Здесь мы прямо выходим на хронополитический аспект доктрины Тютчева, получившего в Европе после выхода «Папства и римского вопроса» прозвище «русского де Местра» [Лейн 1988, 238, 247]. Однако это прозвище затушевывает подлинный смысл тютчевского манипулирования идеями де Местра. Де Местр строил свои аргументы изнутри западной цивилизации; он пытался избавить эту цивилизацию от социальной и политической катастрофы, восстановив духовную империю зрелого Средневековья, т. е. вернув Запад к его исходному домодернизационному пункту. Тютчев переписал аргументы с позиций критика, обретающегося вне цивилизации и доказывающего незаконность ее генезиса уже на уровне Европы Карла Великого. По Тютчеву, претензии Запада на Империю были началом спуска в социальный ад. Здесь идея Империи, бывшая в течение многих веков «душою всей истории», представляла достояние, похищенное папами и германскими квази-императорами у Императоров Востока. Распря двух кланов узурпаторов – германских кесарей и пап, выразив первородный грех Запада, дискредитировала институты светской и духовной власти, в конце концов привела к Реформации, торжеству секуляризма, крушению монархий – и, наконец, к волне социальных революций, которых не сдержать ни бонапартистскими, ни иными диктатурами.
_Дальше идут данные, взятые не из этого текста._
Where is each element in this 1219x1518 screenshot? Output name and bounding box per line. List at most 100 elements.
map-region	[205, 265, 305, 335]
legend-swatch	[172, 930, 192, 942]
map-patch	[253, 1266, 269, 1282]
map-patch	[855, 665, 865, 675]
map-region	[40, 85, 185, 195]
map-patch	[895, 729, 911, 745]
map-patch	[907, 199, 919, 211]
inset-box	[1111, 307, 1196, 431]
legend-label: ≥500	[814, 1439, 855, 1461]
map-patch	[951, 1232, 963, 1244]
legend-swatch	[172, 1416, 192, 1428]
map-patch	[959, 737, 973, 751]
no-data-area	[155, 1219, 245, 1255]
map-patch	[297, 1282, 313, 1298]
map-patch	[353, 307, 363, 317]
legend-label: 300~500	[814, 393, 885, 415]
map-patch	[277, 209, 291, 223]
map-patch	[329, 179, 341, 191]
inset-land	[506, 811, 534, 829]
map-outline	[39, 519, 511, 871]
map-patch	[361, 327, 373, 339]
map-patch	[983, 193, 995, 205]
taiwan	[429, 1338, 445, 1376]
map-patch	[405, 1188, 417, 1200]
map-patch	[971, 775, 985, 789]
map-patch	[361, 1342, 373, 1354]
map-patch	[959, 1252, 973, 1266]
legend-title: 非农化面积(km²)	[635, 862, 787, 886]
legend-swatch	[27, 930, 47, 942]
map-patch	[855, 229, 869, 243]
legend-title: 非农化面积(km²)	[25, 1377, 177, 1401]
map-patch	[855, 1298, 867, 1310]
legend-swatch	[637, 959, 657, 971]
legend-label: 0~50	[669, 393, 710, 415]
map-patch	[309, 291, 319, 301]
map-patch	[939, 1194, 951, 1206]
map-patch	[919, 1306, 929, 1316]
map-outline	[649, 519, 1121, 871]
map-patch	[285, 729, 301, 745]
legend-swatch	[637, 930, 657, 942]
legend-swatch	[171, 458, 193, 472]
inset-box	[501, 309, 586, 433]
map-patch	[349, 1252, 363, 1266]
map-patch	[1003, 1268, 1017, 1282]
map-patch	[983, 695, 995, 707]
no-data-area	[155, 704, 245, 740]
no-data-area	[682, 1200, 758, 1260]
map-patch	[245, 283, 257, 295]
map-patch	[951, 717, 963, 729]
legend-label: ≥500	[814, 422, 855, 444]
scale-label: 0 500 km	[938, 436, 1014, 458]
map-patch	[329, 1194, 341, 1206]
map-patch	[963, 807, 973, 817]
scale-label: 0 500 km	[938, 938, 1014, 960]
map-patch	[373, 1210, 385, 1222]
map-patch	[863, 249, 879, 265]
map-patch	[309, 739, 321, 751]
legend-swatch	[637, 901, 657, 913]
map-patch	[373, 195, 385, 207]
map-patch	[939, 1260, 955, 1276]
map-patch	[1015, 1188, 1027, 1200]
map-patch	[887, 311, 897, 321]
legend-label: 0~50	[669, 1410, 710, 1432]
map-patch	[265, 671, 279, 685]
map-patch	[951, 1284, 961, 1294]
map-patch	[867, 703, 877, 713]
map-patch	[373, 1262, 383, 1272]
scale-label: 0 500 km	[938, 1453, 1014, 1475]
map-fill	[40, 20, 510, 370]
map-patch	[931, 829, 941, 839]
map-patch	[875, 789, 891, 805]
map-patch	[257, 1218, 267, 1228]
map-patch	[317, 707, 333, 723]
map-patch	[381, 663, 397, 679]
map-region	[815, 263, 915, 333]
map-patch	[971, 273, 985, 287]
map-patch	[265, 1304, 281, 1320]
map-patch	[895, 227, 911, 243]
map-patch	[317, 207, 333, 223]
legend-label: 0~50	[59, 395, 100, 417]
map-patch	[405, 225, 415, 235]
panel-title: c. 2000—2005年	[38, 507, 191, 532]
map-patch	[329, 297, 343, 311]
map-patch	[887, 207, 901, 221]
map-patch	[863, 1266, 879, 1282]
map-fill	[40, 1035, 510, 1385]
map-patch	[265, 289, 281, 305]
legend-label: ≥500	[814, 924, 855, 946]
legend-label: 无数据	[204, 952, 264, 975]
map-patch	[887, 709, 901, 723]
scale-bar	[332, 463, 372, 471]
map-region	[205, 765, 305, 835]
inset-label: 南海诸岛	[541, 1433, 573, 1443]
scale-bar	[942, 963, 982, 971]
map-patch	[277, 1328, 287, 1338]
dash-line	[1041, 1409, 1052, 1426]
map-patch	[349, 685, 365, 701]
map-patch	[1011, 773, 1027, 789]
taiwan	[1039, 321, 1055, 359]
Если западные народы хотят исцелиться, они должны отречься от исходных исторических предпосылок своей цивилизации.
Русские должны в борьбе с Западом познать свою «историческую законность», удостоверившись в «незаконности» Запада, вся история последнего была рядом «беззаконных» фактов, которые были бы «снимаемы» русскими по ходу становления «другой Европы». Библейская вереница великих царств должна была восполниться в их сознании рисуемым в Книге Даниила последним царством – Империей Константина Равноапостольного. Русские должны были уверовать, что эта империя пребыла до XIX века, хотя и претерпевала в веках «слабости, приостановки, затмения». После XV в. она была перенесена на север и здесь крепла втайне от Запада, между тем как турки невольно выступали хранителями Константинополя от романо-германских притязаний.
Приняв императорский титул, Петр I вновь явил Западу Империю, исполненную воли вновь собрать владения Константина, ибо «только в качестве императора Востока царь является императором России» [Литературное наследство 1988, 222]. Похоже, Тютчев воспринимал наречение новой российской столицы «градом святого Петра» как знак претензий на отвоевание Рима [Пигарев 1962, 130]. Точно из далекого будущего пишет Тютчев о том, что, наконец, «Революция уничтожила на Западе Власть внутреннюю, местную (т. е. власть, включающую сакральное измерение. –
По такой логике все консервативные европейские движения оказывались бессмысленными, если они не превращались полностью в российскую агентуру. Принимая как должное необратимую десакрализацию власти на Западе, Тютчев пришел к тому, что в конце жизни приветствовал Третью республику Тьера как «почин в деле великого преобразования, открывающего республиканскую эпоху в европейском мире» и глумился над западными приверженцами династических принципов, оказывающихся «только лишним источником революционного брожения» [Пигарев 1936, 765, 768]. Однако уже на страницах «России и Запада» он увлеченно выявляет и анализирует болезненные процессы и антагонизмы в жизни всех западноевропейских обществ, одного за другим, якобы делающие их беззащитными перед наступлением России. В центре предполагаемой «перестройки» Европы оказывались два события, отменяющих или инвертирующих события предреформационного XV в. Константинополь восстанавливается как столица средиземноморской христианской монархии. В то же время итальянская революция позволяла инвертировать эпизод с Флорентийской унией 1439 г. – теперь не папа соблазнял бы посулами помощи обложенную турками Византию, но православный император выручал бы и возвращал в православие папу, осажденного в Риме повстанцами. Заодно над фактами-знаками надстраивался бы второй план еще более фундаментального «сворачивания» времен: возврат папы в православие символизировал бы отречение Запада от цивилизационной самости, а попутно аннексией Австрии «снимался» бы исторический факт существования германской Империи Запада.